Antoninus is far less than thrilled about where the conversation is headed.

Uh, No Thanks, I’m Not Very Hungry.

After Antoninus towels him off Crassus reveals that he prefers both oysters and snails. Then Crassus stands near a window proferring a magnificent view of the imperial city on the river Tiber.

Crassus: “There, boy, is Rome! … There is the power that bestrides the known world like a colossus. No man can withstand her…. How much less, a boy!

“…There is only one way to deal with Rome, Antoninus. You must serve her. You must abase yourself before her. You must grovel at her feet. You must….” (Crassus pauses for effect) “…love her!”

Crassus turns back toward Antoninus and discovers that his slave — who has seen his master’s snail and has no taste for it — has run away.

Now I’m not saying Eric Cantor prefers snails as much as he prefers oysters (although Max Blumenthal, in his 2009 book “Republican Gomorrah,” posits that the GOP is chock-full of closet snail eaters.)

I’m jes sayin’ he loves gazing out at the vista of the colossus that bestrides the known world, circa 2011 — the same vista Occupy Wall Streeters are as unenthusiastic about as Antoninus was about escargot.

Bloomington’s “mob” is holding strong even as the weather grows inexorably more crappy. Thursday would have been a perfect day for Occupy Bloomington campers to call it a season. They haven’t. This thing looks as real in our town as it is across this colossus.

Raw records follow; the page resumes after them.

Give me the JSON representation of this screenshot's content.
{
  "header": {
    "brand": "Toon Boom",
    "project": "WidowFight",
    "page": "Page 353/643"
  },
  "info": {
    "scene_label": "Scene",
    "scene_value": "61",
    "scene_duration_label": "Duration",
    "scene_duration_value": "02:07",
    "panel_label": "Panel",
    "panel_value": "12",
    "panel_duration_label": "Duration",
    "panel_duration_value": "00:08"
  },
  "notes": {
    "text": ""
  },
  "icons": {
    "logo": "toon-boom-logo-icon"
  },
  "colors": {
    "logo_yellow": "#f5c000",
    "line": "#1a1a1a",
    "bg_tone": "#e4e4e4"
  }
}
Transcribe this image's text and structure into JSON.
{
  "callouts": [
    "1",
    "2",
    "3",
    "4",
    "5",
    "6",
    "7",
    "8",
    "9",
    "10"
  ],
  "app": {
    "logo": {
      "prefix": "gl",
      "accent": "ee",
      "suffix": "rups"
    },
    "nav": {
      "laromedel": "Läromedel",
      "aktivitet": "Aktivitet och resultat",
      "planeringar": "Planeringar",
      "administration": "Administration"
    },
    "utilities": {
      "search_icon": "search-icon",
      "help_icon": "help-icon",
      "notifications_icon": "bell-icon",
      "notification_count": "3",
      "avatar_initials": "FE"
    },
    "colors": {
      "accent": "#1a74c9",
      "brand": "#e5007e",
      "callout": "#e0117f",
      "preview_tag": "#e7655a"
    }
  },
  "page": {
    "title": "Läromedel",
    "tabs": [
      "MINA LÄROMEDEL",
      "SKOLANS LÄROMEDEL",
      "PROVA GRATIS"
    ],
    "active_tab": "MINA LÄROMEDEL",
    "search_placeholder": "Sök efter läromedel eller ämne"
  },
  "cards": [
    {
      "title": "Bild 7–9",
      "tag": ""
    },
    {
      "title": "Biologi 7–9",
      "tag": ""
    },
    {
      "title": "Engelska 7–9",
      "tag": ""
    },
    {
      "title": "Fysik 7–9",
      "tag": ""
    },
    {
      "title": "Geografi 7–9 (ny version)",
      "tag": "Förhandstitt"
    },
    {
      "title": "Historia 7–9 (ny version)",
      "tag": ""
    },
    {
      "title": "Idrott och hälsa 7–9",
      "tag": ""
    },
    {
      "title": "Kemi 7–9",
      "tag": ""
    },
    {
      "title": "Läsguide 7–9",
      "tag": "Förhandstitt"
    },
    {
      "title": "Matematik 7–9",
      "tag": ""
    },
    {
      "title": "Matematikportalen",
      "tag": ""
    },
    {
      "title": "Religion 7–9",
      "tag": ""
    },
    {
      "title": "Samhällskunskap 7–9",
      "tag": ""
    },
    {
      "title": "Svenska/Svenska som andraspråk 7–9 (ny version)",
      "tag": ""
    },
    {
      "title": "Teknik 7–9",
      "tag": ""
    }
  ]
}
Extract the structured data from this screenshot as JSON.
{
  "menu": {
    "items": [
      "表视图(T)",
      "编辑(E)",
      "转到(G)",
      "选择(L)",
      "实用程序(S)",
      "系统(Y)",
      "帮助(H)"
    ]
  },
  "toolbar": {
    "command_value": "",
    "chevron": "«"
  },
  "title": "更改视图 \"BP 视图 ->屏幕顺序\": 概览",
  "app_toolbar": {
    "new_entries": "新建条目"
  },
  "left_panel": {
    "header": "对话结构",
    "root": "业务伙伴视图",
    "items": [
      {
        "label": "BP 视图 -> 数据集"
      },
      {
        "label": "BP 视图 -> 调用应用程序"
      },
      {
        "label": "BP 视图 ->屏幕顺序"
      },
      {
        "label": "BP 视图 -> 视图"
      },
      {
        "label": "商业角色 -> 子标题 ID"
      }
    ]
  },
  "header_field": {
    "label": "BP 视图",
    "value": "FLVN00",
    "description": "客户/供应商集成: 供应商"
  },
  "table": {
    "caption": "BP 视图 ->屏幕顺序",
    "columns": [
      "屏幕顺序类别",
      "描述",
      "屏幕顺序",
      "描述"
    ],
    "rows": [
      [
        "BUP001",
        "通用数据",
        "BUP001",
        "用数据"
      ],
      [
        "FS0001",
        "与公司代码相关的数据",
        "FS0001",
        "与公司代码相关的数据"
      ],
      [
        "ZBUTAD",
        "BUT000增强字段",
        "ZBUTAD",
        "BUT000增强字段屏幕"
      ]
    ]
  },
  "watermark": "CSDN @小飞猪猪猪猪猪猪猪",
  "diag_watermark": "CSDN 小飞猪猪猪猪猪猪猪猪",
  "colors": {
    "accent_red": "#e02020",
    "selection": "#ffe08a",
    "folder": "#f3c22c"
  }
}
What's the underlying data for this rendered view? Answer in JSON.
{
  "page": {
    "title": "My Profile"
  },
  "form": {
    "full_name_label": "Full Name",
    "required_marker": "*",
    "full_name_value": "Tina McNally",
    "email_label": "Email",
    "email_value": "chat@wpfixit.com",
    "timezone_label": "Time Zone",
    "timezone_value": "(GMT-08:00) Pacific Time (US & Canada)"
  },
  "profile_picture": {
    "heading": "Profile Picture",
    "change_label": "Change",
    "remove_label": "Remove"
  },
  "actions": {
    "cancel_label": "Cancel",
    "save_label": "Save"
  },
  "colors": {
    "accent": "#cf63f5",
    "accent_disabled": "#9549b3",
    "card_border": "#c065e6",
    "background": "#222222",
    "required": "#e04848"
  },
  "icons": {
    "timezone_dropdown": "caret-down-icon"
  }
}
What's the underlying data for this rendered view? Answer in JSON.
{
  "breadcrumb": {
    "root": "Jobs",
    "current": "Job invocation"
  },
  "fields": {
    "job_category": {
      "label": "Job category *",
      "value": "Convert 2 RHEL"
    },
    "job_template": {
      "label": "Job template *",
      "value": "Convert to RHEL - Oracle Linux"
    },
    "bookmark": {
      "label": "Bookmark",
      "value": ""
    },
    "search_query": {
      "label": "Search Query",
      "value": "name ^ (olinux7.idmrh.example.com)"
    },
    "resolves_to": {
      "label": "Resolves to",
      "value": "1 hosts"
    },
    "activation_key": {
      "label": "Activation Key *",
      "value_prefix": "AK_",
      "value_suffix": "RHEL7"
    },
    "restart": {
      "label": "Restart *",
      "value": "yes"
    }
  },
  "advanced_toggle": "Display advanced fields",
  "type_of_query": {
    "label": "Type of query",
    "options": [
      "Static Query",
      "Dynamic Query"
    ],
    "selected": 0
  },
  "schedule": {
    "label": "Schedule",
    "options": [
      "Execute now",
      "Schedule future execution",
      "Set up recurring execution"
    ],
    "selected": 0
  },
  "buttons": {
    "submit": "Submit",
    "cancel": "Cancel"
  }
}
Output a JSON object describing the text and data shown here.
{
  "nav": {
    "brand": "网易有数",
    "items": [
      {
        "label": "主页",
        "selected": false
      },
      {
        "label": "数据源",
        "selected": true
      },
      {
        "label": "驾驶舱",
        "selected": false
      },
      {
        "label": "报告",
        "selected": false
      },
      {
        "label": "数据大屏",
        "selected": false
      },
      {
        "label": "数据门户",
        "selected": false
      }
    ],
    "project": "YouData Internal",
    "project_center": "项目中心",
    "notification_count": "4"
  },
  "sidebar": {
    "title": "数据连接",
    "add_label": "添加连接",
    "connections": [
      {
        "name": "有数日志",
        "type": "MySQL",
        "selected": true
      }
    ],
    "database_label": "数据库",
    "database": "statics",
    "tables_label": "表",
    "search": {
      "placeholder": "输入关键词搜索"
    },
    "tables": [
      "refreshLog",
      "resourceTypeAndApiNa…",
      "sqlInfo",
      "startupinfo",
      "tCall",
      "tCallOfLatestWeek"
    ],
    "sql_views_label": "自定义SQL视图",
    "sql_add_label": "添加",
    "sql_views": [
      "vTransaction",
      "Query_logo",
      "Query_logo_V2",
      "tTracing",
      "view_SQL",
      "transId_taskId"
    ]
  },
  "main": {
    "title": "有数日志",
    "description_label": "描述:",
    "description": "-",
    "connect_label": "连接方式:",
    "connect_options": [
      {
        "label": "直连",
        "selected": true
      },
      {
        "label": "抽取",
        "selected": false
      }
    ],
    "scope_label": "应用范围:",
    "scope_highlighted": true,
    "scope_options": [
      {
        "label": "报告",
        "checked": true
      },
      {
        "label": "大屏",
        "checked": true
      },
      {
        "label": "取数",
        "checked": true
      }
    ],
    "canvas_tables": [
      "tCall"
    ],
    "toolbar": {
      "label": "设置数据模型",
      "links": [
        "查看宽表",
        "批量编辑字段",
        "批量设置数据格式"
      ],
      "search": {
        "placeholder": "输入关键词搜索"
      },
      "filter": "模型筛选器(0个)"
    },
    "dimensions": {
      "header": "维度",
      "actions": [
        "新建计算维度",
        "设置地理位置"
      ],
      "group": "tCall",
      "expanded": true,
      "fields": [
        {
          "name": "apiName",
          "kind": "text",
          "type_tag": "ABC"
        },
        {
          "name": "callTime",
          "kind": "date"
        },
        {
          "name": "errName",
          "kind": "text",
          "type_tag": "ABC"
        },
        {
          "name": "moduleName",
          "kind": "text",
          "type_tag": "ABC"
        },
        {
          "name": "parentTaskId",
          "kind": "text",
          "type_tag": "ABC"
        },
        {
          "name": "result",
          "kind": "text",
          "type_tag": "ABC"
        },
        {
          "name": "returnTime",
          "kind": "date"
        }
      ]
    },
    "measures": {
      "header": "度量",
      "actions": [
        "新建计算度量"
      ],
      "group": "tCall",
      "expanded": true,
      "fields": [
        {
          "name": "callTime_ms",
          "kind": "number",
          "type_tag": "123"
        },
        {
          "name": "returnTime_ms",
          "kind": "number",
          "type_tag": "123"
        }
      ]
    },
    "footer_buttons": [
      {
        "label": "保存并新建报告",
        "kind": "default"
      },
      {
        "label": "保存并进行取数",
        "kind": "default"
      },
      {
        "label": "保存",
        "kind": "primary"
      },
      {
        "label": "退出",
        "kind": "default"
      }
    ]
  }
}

(The following pix were shot at noon, Thursday, November 4, 2011, at People’s Park.)

PUBLIC RADIO NEEDS YOUR DOUGH

Stumbling into Soma Coffee for my fix this morning, I almost crashed into WFIU’s jazz boss, David Brent Johnson, and his delightful bride, Brenda McNellen. (And isn’t she the sweetest human on record? She grinned at me as she always does despite the fact that I grunted at her.) Seeing the two reminded me that pledge week started yesterday. “Go raise some money,” I said to DBJ. He promised he would.

Do your part.

TRAINED EYE

Videographer Steve Llewellyn tells us about the grand opening of a new art space all day (mostly) today.

Trained Eye Arts Center will offer bands, hot air balloon rides, wine and finger food, folk dancers, comedy improve, poetry readings and more, all for a fin (four bucks if you say you arrived via the B-Line Trail.

The new headquarters for the arts collective is at 615 North Fairview. Doors open at noon and the fun goes on until midnight.